Often cited as Example A is former Broncos quarterback Kellen Moore of Prosser, who due largely to his size (listed at 6 feet) wasn’t recruited hard by other schools.
Some will note, privately, that Boise State has somewhat lower academic standards that allow it to take chances on players other schools must pass on.
Cunningham even cites the blue turf, saying it gave the school an identity that allowed it to stand out in the minds of recruits. Everyone agrees the talent level at Boise State might be better than sometimes portrayed. Consider that BSU has 18 players on current NFL rosters to Washington’s 11.
“You start adding up these things, there’s just a lot of things that aligned,” Cunningham said. “And they made some choices that I think helped.”
UW coach Steve Sarkisian also cites the fact that Boise State has mostly kept its head coaching hires in the family. Hawkins and Petersen were assistants who were promoted. Many also had ties to Oregon, such as Petersen and Koetter, who were offensive assistants under Mike Bellotti and brought a similar system to Boise.
“What they are doing scheme-wise hasn’t changed much,” Sarkisian said. “You know what you are going to get. Sometimes you can get fooled by the trick plays and the fluff, but in reality they are a physical team. They are going to run the ball and they are going to play good defense.”

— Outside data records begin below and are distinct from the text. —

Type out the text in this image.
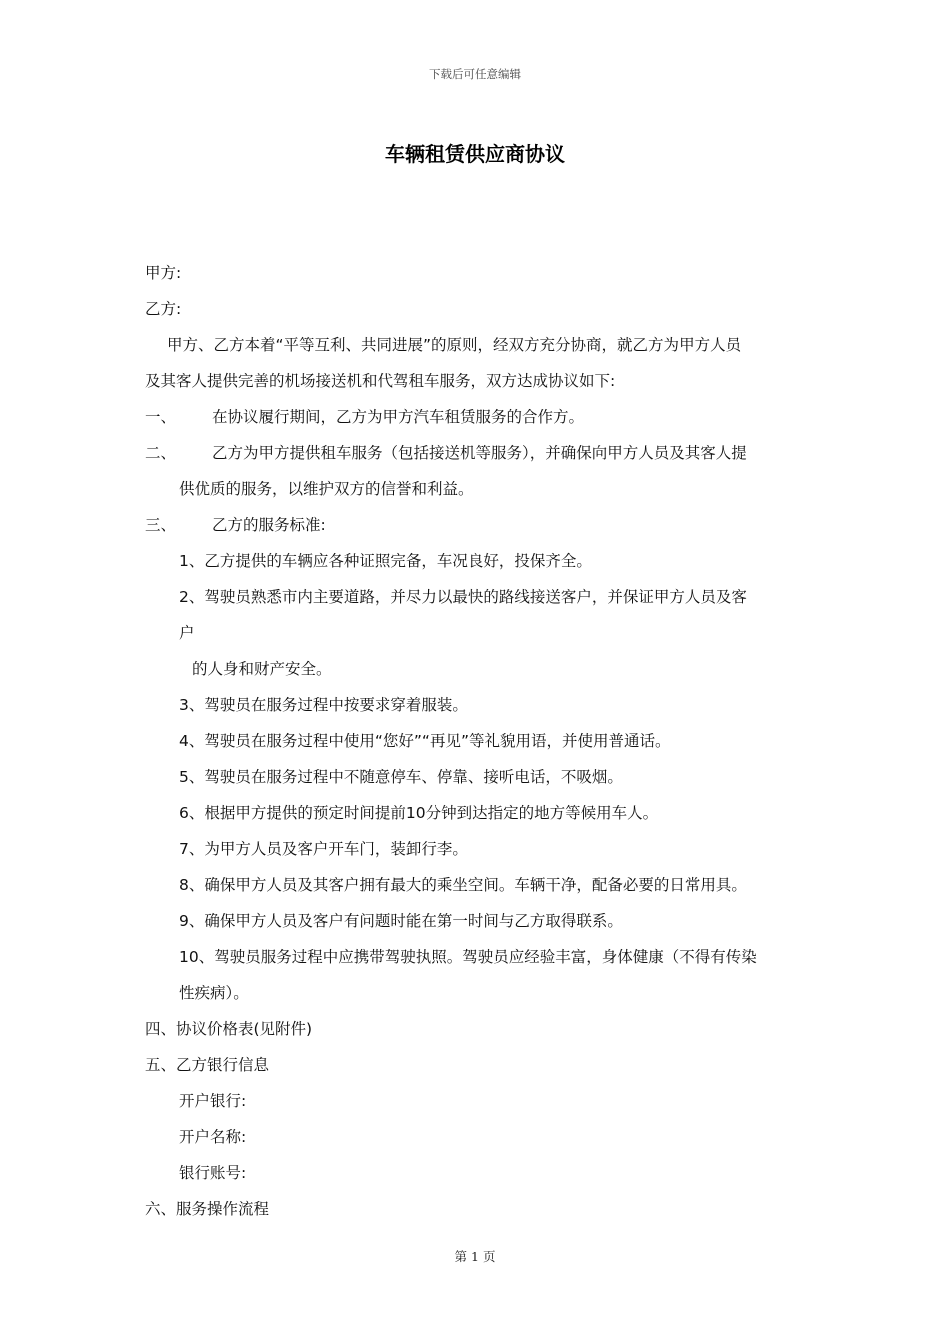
下载后可任意编辑
车辆租赁供应商协议
甲方:
乙方:
甲方、乙方本着“平等互利、共同进展”的原则，经双方充分协商，就乙方为甲方人员
及其客人提供完善的机场接送机和代驾租车服务，双方达成协议如下:
一、	在协议履行期间，乙方为甲方汽车租赁服务的合作方。
二、	乙方为甲方提供租车服务（包括接送机等服务），并确保向甲方人员及其客人提
供优质的服务，以维护双方的信誉和利益。
三、	乙方的服务标准:
1、乙方提供的车辆应各种证照完备，车况良好，投保齐全。
2、驾驶员熟悉市内主要道路，并尽力以最快的路线接送客户，并保证甲方人员及客
户
的人身和财产安全。
3、驾驶员在服务过程中按要求穿着服装。
4、驾驶员在服务过程中使用“您好”“再见”等礼貌用语，并使用普通话。
5、驾驶员在服务过程中不随意停车、停靠、接听电话，不吸烟。
6、根据甲方提供的预定时间提前10分钟到达指定的地方等候用车人。
7、为甲方人员及客户开车门，装卸行李。
8、确保甲方人员及其客户拥有最大的乘坐空间。车辆干净，配备必要的日常用具。
9、确保甲方人员及客户有问题时能在第一时间与乙方取得联系。
10、驾驶员服务过程中应携带驾驶执照。驾驶员应经验丰富，身体健康（不得有传染
性疾病）。
四、协议价格表(见附件)
五、乙方银行信息
开户银行:
开户名称:
银行账号:
六、服务操作流程
第 1 页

Caves says, “the home run (for Boise State and its fans) has been the reluctance of Petersen to leave.”
Indeed, Petersen has seemingly been mentioned for every job that comes open (UW was thought to have inquired in 2009) but has stayed in Boise. Some think maybe he’s waiting for the Oregon job to open. Others say he’s simply comfortable in the smaller spotlight of Boise and has also seen some who have left the program struggle to duplicate that success elsewhere.
It helps that Petersen has a new contract worth a reported $11.7 million for five years.
“That Petersen hasn’t left says volumes about the place,” Cunningham said. “It’s just been a perfect marriage.”